I thought this would be a good idea as far as accountability goes. I feel like for the first time since we left El Paso my running is getting to a place where not only am I not ashamed of how I am running, but it has also regained some centrality to my life. To be a good runner you have to think of yourself as a runner. Otherwise you are just someone trying to keep the love handles at bay. So I thought I would post a weekly training schedule, including some brief thoughts on how I ran and what I can improve on moving forward. All of my distances are estimated at this point. Christmas money will bring a new GPS watch and more accurate data.
So, here it goes:
October 13th
No run today, though an eight hour car ride with two small children is an endurance event in its own right. We were in Fort Collins for a friend's wedding and the weekend included almost no exercise, save for the shock to my heart of the first (two or so) Rio margaritas in many years.
October 14th
5 miles, 40 minutes: Back at it on a Monday morning. So strange to be running in such pitch blackness all of the time. Felt rested and fresh after a weekend off. Springy stride, good even pace.
October 15th
4-1/2 miles, 35 minutes: No bathroom break, an anomaly in my early morning runs, allowed me to stretch out a bit farther away from the house. Beautiful weather.
October 16th
No run. Mama worked and I lost the willpower to get out of my comfortable bed at 5 a.m.
October 17th
5 miles, 40 minutes: Cold, cold, cold. First day wearing running tights. Tears in my eyes from the cold. And it wasn't even that cold. It is going to be a long winter.
October 18th
No run. Planned day off to rest for the Saturday long run.
October 19th
2-1/2 hours. 18-19 miles. This was easily the longest run I have done since the 50k I did in May of 2010 which, for those keeping track, was a long damn time ago. In short, I felt fantastic. I left the house at 7 and ran in the dark for nearly an hour until the sun came up.

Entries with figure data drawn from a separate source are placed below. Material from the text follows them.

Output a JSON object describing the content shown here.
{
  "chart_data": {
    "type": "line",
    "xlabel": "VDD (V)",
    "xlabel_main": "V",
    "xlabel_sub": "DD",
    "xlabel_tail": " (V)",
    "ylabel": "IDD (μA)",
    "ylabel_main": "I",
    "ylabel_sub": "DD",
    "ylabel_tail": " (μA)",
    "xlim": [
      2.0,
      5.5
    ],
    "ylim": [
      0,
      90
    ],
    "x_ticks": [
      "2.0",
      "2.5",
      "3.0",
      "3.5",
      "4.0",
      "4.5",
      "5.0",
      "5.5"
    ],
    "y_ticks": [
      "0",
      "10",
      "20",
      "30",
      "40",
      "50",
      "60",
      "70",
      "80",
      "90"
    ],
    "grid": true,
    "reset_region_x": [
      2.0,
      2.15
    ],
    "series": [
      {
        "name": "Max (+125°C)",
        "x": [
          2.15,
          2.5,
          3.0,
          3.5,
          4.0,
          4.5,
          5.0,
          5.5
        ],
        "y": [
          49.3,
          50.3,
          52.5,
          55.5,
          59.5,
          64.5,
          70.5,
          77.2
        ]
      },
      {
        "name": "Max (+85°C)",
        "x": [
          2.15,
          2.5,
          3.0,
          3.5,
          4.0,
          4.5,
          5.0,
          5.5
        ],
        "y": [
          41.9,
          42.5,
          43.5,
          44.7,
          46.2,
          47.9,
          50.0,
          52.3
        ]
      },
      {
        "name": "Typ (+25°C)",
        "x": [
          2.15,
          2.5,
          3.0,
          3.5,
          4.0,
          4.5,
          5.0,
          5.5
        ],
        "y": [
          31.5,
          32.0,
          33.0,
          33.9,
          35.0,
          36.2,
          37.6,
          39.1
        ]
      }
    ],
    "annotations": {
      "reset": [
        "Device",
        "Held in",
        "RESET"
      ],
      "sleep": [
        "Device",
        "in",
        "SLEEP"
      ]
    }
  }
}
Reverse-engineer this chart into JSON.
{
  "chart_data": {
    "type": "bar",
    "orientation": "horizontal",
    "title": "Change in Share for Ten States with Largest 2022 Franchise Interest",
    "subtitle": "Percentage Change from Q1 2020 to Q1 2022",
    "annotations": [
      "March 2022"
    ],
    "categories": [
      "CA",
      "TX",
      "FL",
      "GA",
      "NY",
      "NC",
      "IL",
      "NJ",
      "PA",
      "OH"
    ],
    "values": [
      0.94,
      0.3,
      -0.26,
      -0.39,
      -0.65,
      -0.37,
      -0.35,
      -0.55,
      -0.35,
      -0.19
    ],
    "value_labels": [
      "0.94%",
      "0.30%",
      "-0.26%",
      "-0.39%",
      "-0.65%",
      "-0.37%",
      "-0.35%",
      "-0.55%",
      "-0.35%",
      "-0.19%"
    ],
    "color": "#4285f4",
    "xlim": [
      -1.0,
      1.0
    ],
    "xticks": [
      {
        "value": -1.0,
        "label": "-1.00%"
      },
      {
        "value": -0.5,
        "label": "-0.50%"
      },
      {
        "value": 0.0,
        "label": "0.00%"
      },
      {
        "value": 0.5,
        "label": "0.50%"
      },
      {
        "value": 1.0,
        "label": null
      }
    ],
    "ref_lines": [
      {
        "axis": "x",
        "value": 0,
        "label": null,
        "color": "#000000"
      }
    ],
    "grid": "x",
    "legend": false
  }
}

When it did I was several miles east of town and turned south down a dirt road. The sun was rising to my left and to my right was the full moon. It was perfect. Ecstatic. One of those running moments where you don't feel like you are running. I was just running and smiling and singing. Praising God and soaking in the beauty.
Which, unfortunately, didn't last forever. The following paragraph will relate in some anatomical detail the perils of long distance running. Proceed with caution. I haven't worn running tights very often and never for a long run. In El Paso I rarely ran before work because I didn't come home to kids so I would just go after work and it would be warm enough to wear shorts because, desert. On long run weekends it might be cold when I started, but it would be in the 60s by the time I finished. So I just had cold legs for the first hour or so and was comfortable the rest of the time. This past Saturday it was sub-freezing when I started (we got our first snow on Friday) and wouldn't warm up much as I trucked on. So I wore tights, which, again, I had never done for longer than 5 or 6 miles. Being a novice to tights I neglected to wear underwear beneath them, thinking that the elastic would work fine. Fifteen miles later it felt as if someone had taken sandpaper to my nether region. I was about to cry. I stopped on the side of the road in some trees and removed my tights and ran commando with my high school gym shorts the rest of the way. Which didn't help a great deal. The damage had been done. I ran until I was about a mile from home and then walked the rest of the way in awkward duck fashion.
But instead of dwelling on the negative, I will say that despite the third degree burns on my special parts this was the best run I have had in years. I felt great. Even when the injury was apparent I was still smiling. It felt so great to be out there. Before I about curled up in a ball on the trail I was thinking of extending my run to three hours. I never have done that in the past--made a long run longer. A wonderful feeling.